German philanthropist (1860–1906)

Colonel Frederick Wilhelm Victor Blees (March 30, 1860 – September 8, 1906) was a German immigrant to the United States who became a philanthropist, teacher, founder of Blees Military Academy, and the acknowledged chief benefactor of the city of Macon, Missouri.

==Biography==
Blees was born on March 30, 1860, in Aachen, Kingdom of Prussia. He served in the Prussian Army, and studied at the Universities of Heidelberg and Würzburg, In 1881, he immigrated to the United States, and taught at many private schools and colleges in the East and the South. He married Mary V. Staples in 1886, and they had five children. He settled in Macon, Missouri in 1889 as headmaster of St. James Academy, an Episcopal military school for boys.

In 1896, Blees inherited the wealth of his father's coal and iron mining interests in Germany, and he used this to benefit the city of Macon. He was responsible for the construction of several of the town's commercial buildings and the town's first sewage system; founded the local horseless carriage factory, the first theater, and the First National Bank of Macon; and financed the paving of the town's streets on a 50-50 basis with the city.

In 1898–1899, he took on the construction of the Blees Military Academy, the project that he hoped would be his legacy. As originally constructed, the academy was provided with 400 acre surrounding on which were located orchards, a working farm, extensive gardens and a dairy. The pastoral nature of the surrounding environment survives and acts to enhance, through contrast, the monumental Romanesque Revival architecture of Academic Hall and the Gymnasium.

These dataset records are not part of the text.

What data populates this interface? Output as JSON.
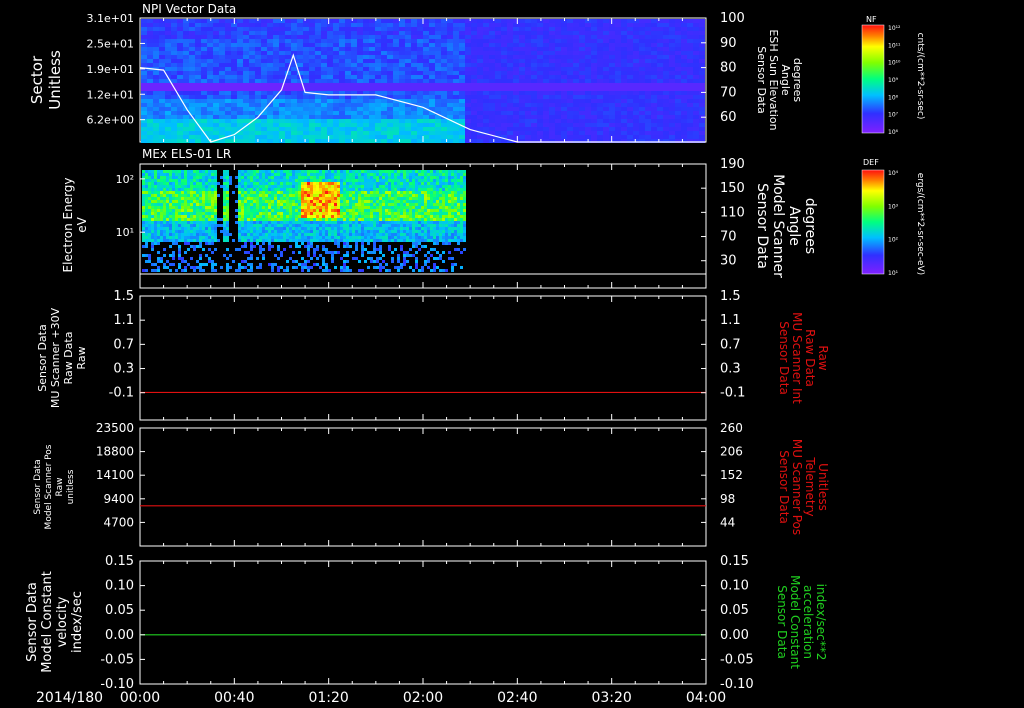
{
  "date_label": "2014/180",
  "time_ticks": [
    "00:00",
    "00:40",
    "01:20",
    "02:00",
    "02:40",
    "03:20",
    "04:00"
  ],
  "panel1": {
    "title": "NPI Vector Data",
    "ylabel_left": [
      "Sector",
      "Unitless"
    ],
    "yticks_left": [
      "3.1e+01",
      "2.5e+01",
      "1.9e+01",
      "1.2e+01",
      "6.2e+00"
    ],
    "ylabel_right": [
      "Sensor Data",
      "ESH Sun Elevation",
      "Angle",
      "degrees"
    ],
    "yticks_right": [
      "100",
      "90",
      "80",
      "70",
      "60"
    ],
    "colorbar": {
      "title": "NF",
      "ticks": [
        "10¹²",
        "10¹¹",
        "10¹⁰",
        "10⁹",
        "10⁸",
        "10⁷",
        "10⁶"
      ],
      "unit": "cnts/(cm**2-sr-sec)"
    }
  },
  "panel2": {
    "title": "MEx ELS-01 LR",
    "ylabel_left": [
      "Electron Energy",
      "eV"
    ],
    "yticks_left": [
      "10²",
      "10¹"
    ],
    "ylabel_right": [
      "Sensor Data",
      "Model Scanner",
      "Angle",
      "degrees"
    ],
    "yticks_right": [
      "190",
      "150",
      "110",
      "70",
      "30"
    ],
    "colorbar": {
      "title": "DEF",
      "ticks": [
        "10⁴",
        "10³",
        "10²",
        "10¹"
      ],
      "unit": "ergs/(cm**2-sr-sec-eV)"
    }
  },
  "panel3": {
    "ylabel_left": [
      "Sensor Data",
      "MU Scanner +30V",
      "Raw Data",
      "Raw"
    ],
    "yticks_left": [
      "1.5",
      "1.1",
      "0.7",
      "0.3",
      "-0.1"
    ],
    "ylabel_right": [
      "Sensor Data",
      "MU Scanner Int",
      "Raw Data",
      "Raw"
    ],
    "yticks_right": [
      "1.5",
      "1.1",
      "0.7",
      "0.3",
      "-0.1"
    ]
  },
  "panel4": {
    "ylabel_left": [
      "Sensor Data",
      "Model Scanner Pos",
      "Raw",
      "unitless"
    ],
    "yticks_left": [
      "23500",
      "18800",
      "14100",
      "9400",
      "4700"
    ],
    "ylabel_right": [
      "Sensor Data",
      "MU Scanner Pos",
      "Telemetry",
      "Unitless"
    ],
    "yticks_right": [
      "260",
      "206",
      "152",
      "98",
      "44"
    ]
  },
  "panel5": {
    "ylabel_left": [
      "Sensor Data",
      "Model Constant",
      "velocity",
      "index/sec"
    ],
    "yticks_left": [
      "0.15",
      "0.10",
      "0.05",
      "0.00",
      "-0.05",
      "-0.10"
    ],
    "ylabel_right": [
      "Sensor Data",
      "Model Constant",
      "acceleration",
      "index/sec**2"
    ],
    "yticks_right": [
      "0.15",
      "0.10",
      "0.05",
      "0.00",
      "-0.05",
      "-0.10"
    ]
  },
  "colors": {
    "red": "#e01010",
    "green": "#20d020",
    "white": "#ffffff"
  },
  "chart_data": [
    {
      "type": "heatmap",
      "title": "NPI Vector Data",
      "ylabel": "Sector Unitless",
      "xrange": [
        "00:00",
        "04:00"
      ],
      "yrange": [
        0,
        31
      ],
      "line_series": {
        "name": "ESH Sun Elevation Angle",
        "x_minutes": [
          0,
          10,
          20,
          30,
          40,
          50,
          60,
          65,
          70,
          80,
          100,
          120,
          140,
          160,
          180,
          200,
          240
        ],
        "y_degrees": [
          80,
          79,
          63,
          50,
          53,
          60,
          71,
          85,
          70,
          69,
          69,
          64,
          55,
          50,
          50,
          50,
          50
        ]
      },
      "right_yrange": [
        50,
        100
      ],
      "empty_after_minutes": 137
    },
    {
      "type": "heatmap",
      "title": "MEx ELS-01 LR",
      "ylabel": "Electron Energy eV",
      "xrange": [
        "00:00",
        "04:00"
      ],
      "data_until_minutes": 137,
      "right_series": {
        "name": "Model Scanner Angle",
        "value_degrees": 23
      },
      "right_yrange": [
        10,
        190
      ]
    },
    {
      "type": "line",
      "ylabel": "MU Scanner +30V Raw Data Raw",
      "ylim": [
        -0.3,
        1.5
      ],
      "series": [
        {
          "name": "MU Scanner Int Raw Data",
          "color": "#e01010",
          "x_minutes": [
            0,
            240
          ],
          "values": [
            0.1,
            0.1
          ]
        }
      ]
    },
    {
      "type": "line",
      "ylabel": "Model Scanner Pos Raw unitless",
      "ylim": [
        0,
        23500
      ],
      "series": [
        {
          "name": "MU Scanner Pos Telemetry",
          "color": "#e01010",
          "x_minutes": [
            0,
            240
          ],
          "values": [
            8000,
            8000
          ]
        }
      ]
    },
    {
      "type": "line",
      "ylabel": "Model Constant velocity index/sec",
      "ylim": [
        -0.1,
        0.15
      ],
      "series": [
        {
          "name": "Model Constant velocity",
          "color": "#20d020",
          "x_minutes": [
            0,
            240
          ],
          "values": [
            0.0,
            0.0
          ]
        }
      ]
    }
  ]
}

However, Frederick Blees died at the Southern Hotel in St. Louis on September 8, 1906. The academy went bankrupt soon thereafter, and the buildings stood vacant until 1915. In that year, Charles E. Still and Harry M. Still, sons of A. T. Still, the founder of the profession of osteopathic medicine, along with Dr. Arthur G. Hildreth, established the Still-Hildreth Sanatorium, devoted to the treatment and care of all types of nervous and mental disorders. Today, the surviving buildings of Blees Academy are on the National Register of Historic Places and serve as low income housing in Macon.